The computer whiz taught himself to cod while still at primary school and later on in life, used his talents to support Catholic organizations by creating websites for them.
Archbishop Domenico Sorrentino of Assisi said: “The Church in Assisi is in celebration. I plan to arrive in Assisi this evening to thank the Lord in a Eucharistic celebration. But as of now I join the faithful who are in the shrine for a prayer of praise.”
In the Catholic church, practising members can pray to people who have died who they believe are in heaven, either to speak to God on their behalf, or asking to help someone to recover from illness.
If that person makes an unexpected recovery, it may be classed as a miracle by the Vatican. If two occur and are approved by the pope, they qualify for sainthood – which is how Carlo Acutis has now qualified to become a saint.

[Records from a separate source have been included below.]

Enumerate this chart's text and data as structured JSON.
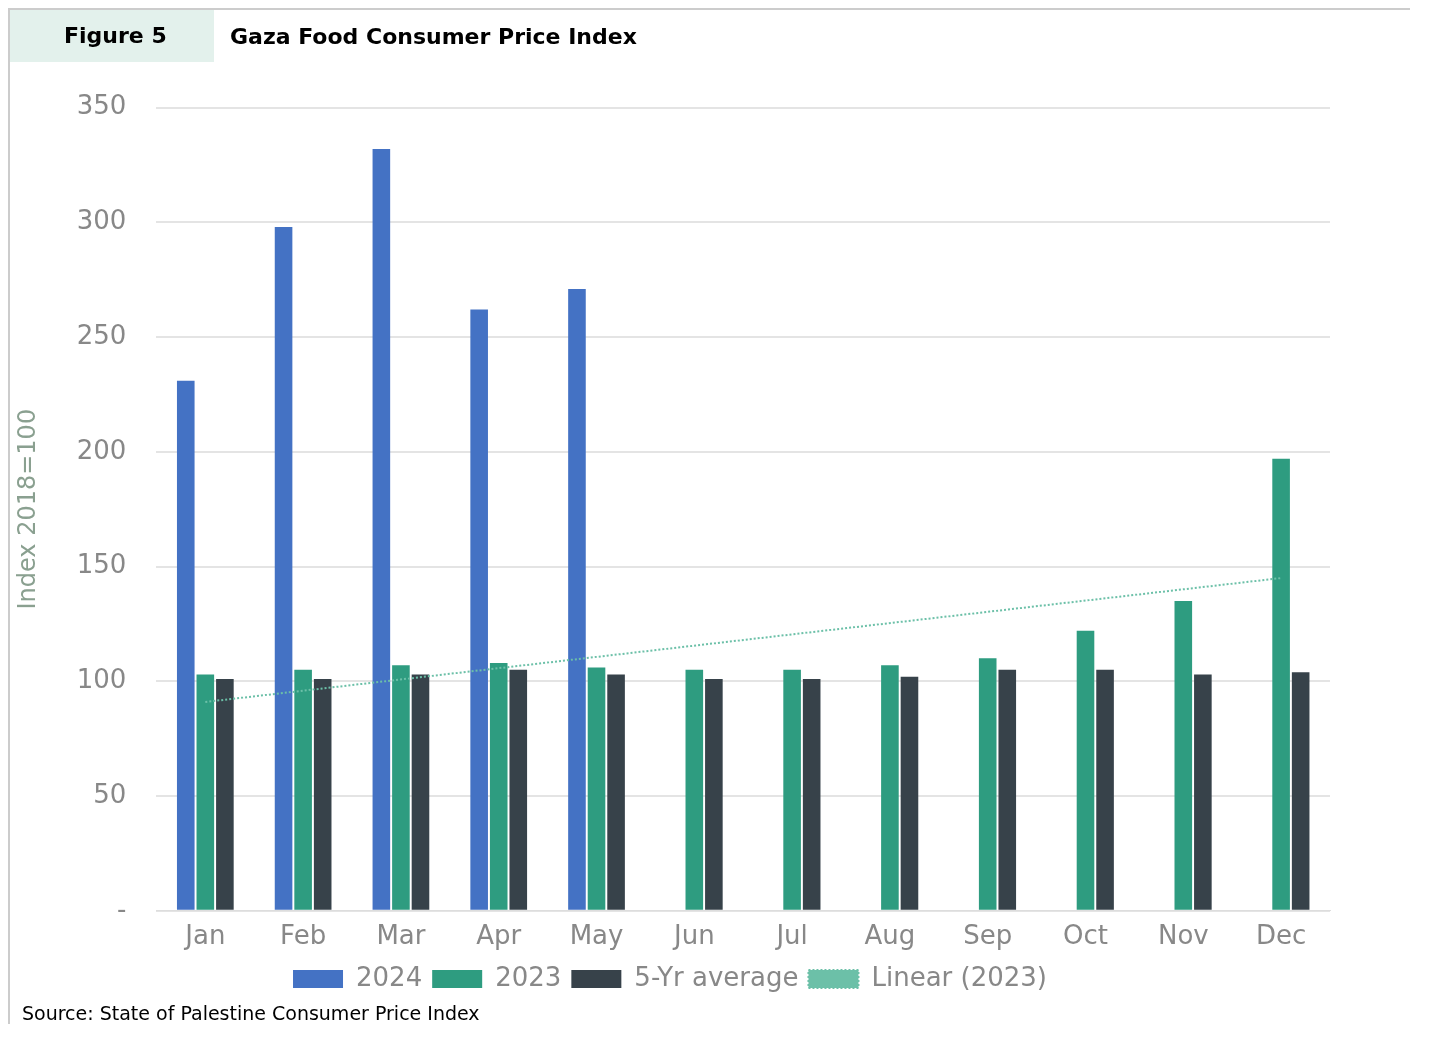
{
  "chart_data": {
    "type": "bar",
    "title": "Gaza Food Consumer Price Index",
    "ylabel": "Index 2018=100",
    "annotations": [
      "Figure 5",
      "Source: State of Palestine Consumer Price Index"
    ],
    "categories": [
      "Jan",
      "Feb",
      "Mar",
      "Apr",
      "May",
      "Jun",
      "Jul",
      "Aug",
      "Sep",
      "Oct",
      "Nov",
      "Dec"
    ],
    "series": [
      {
        "name": "2024",
        "color": "#4472c4",
        "values": [
          231,
          298,
          332,
          262,
          271,
          null,
          null,
          null,
          null,
          null,
          null,
          null
        ]
      },
      {
        "name": "2023",
        "color": "#2e9c80",
        "values": [
          103,
          105,
          107,
          108,
          106,
          105,
          105,
          107,
          110,
          122,
          135,
          197
        ]
      },
      {
        "name": "5-Yr average",
        "color": "#37424a",
        "values": [
          101,
          101,
          103,
          105,
          103,
          101,
          101,
          102,
          105,
          105,
          103,
          104
        ]
      },
      {
        "name": "Linear (2023)",
        "type": "line",
        "line_style": "dotted",
        "color": "#6cc0a8",
        "values": [
          91,
          null,
          null,
          null,
          null,
          null,
          null,
          null,
          null,
          null,
          null,
          145
        ]
      }
    ],
    "ylim": [
      0,
      350
    ],
    "yticks": [
      {
        "value": 0,
        "label": "-"
      },
      50,
      100,
      150,
      200,
      250,
      300,
      350
    ],
    "grid": "y",
    "legend": "bottom"
  }
}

The first miracle attributed to him came after a seven-year-old boy from Brazil recovered from a rare pancreatic disorder after touching Acutis’ T-shirt.
A mother prayed for her daughter’s recovery after a bicycle accident in Florence left her fighting for her life at Acutis’ tomb, and that same day the church says she began to breathe on her own. She was able to move her limbs, speak, and 10 days later scans showed the contusion on her brain had vanished, reports say.